— На днях я уйду, — сказал Озермесу абрек, — и у меня к тебе последняя просьба — добудь лохмоногого, его жир поможет мне полностью излечить рану на груди. — Последнее время лохмоногие не попадались мне, — сказал Озермес, — но я завтра же пойду на охоту. — Я пошел бы тоже, но, боюсь, не угонюсь за тобой. В какую сторону ты направишься? — На нижнюю. — Абрек задумался. — Не стану уподобляться тому, кто, стоя на берегу, подает советы тонущему, однако, сдается мне, теперь лохмоногих легче будет найти выше, в горах. Не найдется ли у тебя молитвенного коврика? Мой был привязан к седлу, но где то затерялся. — Поищу какой-нибудь взамен, — сказал, поднимаясь, Озермес. — А за седлом можно будет сходить, я привязал его к ветке дерева у озера, неподалеку от которого нашел тебя. — Заберу седло, когда буду проходить мимо, — сказал абрек. — Да и к чему оно мне, хороших седел у отца на целый табун хватит. — Сходив в саклю, Озермес принес один из обожженных ковриков, взятых Чебахан в ауле, и отошел к Мухарбеку, чтобы не мешать верующему в Аллаха совершать намаз. Выйдя из хачеша, абрек осмотрел землю, убрал и отбросил несколько сухих веточек, постелил коврик и ушел к речке, чтобы обмыться, снять с лица, рук и ног все нечистое. Большую нечистоту он смывать не станет, потому что рана помешает ему выкупаться в речке. Озермес сел на мертвое дерево так, чтобы видеть молящегося, почему-то любопытно стало, правильно ли тот совершит намаз.
Абрек вышел из оврага, помахивая руками, чтобы они высохли, подошел к коврику, посмотрел на горы и солнце, проверяя, где расположена Мекка, встал лицом к восходящей стороне и что то зашептал.
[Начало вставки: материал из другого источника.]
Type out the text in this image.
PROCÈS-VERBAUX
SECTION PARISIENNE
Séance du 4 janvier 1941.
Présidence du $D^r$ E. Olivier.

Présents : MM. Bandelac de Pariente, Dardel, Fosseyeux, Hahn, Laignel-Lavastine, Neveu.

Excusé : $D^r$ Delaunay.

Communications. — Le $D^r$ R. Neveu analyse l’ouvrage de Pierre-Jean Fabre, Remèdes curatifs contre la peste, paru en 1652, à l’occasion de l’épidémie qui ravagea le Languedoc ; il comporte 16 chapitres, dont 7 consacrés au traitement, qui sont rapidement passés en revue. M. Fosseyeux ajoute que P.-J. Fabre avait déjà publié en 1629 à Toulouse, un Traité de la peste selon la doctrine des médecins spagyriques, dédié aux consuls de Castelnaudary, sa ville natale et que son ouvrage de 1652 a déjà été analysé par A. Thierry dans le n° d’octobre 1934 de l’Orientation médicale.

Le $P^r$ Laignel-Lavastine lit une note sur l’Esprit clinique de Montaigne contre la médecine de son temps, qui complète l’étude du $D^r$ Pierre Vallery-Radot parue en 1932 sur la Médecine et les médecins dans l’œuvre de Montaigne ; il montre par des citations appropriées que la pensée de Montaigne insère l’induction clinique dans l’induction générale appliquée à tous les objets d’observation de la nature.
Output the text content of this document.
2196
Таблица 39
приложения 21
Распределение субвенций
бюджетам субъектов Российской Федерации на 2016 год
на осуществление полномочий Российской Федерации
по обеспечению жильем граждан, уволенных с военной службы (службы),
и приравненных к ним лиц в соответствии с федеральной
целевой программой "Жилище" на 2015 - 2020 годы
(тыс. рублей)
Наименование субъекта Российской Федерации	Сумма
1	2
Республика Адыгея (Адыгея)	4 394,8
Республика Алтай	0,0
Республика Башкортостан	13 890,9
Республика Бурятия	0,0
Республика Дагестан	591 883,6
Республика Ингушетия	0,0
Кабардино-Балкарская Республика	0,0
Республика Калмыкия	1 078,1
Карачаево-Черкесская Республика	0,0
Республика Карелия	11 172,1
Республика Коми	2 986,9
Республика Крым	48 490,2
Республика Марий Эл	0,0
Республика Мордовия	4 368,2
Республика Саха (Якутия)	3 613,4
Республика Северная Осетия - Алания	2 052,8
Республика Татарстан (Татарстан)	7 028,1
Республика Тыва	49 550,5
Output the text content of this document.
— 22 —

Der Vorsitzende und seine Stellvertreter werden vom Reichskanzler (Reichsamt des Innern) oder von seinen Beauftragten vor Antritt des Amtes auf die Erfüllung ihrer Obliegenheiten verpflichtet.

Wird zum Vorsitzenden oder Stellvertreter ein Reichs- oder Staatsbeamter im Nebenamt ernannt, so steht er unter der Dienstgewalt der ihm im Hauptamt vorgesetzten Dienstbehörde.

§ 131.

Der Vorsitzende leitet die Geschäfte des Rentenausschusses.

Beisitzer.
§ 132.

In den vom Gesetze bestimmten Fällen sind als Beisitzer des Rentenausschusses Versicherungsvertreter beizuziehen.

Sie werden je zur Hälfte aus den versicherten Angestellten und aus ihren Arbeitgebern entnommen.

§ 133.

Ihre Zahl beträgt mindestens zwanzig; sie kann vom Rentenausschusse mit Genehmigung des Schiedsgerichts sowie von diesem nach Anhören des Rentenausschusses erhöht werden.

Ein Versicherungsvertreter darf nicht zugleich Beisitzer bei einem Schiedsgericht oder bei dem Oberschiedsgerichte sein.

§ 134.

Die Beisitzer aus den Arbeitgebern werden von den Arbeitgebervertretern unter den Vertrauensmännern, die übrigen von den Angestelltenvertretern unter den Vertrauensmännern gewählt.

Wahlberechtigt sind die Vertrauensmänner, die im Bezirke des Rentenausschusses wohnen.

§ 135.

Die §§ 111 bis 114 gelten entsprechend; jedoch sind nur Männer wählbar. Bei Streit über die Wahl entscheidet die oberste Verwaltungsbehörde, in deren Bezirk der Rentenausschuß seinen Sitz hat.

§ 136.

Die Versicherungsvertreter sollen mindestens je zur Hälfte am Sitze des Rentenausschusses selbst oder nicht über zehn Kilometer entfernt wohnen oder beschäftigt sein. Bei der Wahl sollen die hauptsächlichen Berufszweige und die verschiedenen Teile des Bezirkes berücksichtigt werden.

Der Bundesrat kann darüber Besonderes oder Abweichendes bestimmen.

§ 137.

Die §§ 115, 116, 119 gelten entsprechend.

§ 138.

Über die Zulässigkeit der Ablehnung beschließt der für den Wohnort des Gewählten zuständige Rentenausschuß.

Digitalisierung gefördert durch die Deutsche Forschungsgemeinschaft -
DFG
Это абрек объявил, какую молитву собирается совершить. Подняв руки до уровня плеч, он громко произнес: — Аллах акбар! — Вложил левую руку в правую и зашевелил губами, начав первую суру Корана. Озермес перестал смотреть на него, он знал все, что последует за этим. Вды спросил, почему нельзя совершать вместо пяти намазов, и не было для них занятия более нудного, чем молитва. Мулла не объяснял, почему надо совершать те или иные движения, в чем их смысл. После первой суры следовало наклониться, чтобы ладони коснулись колен, потом выпрямиться и произнести: «Аллах слушает того, кто воздает ему хвалу», опуститься на колени, приложить ладони к земле, затем, распростершись на коврике, прикоснуться носом к земле, подняться на колени, снова ткнуться носом в землю. Все это вместе называлось ракатом, и в полдень, во второй половине дня следовало совершать по четыре раката, на утренней заре — два, после захода солнца — три. Когда Озермес однажды спросил почему нельзя совершать вместо пяти намазов один и нельзя ли соединить дневные ракаты; два прибавить четыре — шесть, и еще четыре и три — семь, всего одиннадцать, и разом покончить с делом? Не все ли равно Аллаху, получит он свои ракаты понемножку или все вместе? Мулла уставился на него, как собака на кошку, поманил к себе пальцем и, когда Озермес подошел, схватил палку и стал колошматить его по голове и плечам, приговаривая: — Вот тебе, нечестивый, вот тебе один ракат, вот второй, получай все вместе! — Он посмотрел на абрека — тот сидел, поджав ноги и произносил молитву за пророка. Закончив ее, он повернется направо и налево и дважды скажет: «Да будет на вас приветствие и милосердие Аллаха!»
Озермес встал и пошел в саклю к Чебахан. Разговаривать с абреком о вере и намазе было столь же бессмысленно, сколь и задавать вопросы мулле о ракатax. Абрек не возьмется за палку и не схватится за кинжал, он наверняка ответит так же, как любой, живущий без сомнений человек: так надо, так установлено небом. Разумеется, абрек волен веровать, думать и поступать по своему, но разве слепая вера в Бога не сковывает устремления и действия человека? Недаром ведь слово ислам в переводе означает покорность.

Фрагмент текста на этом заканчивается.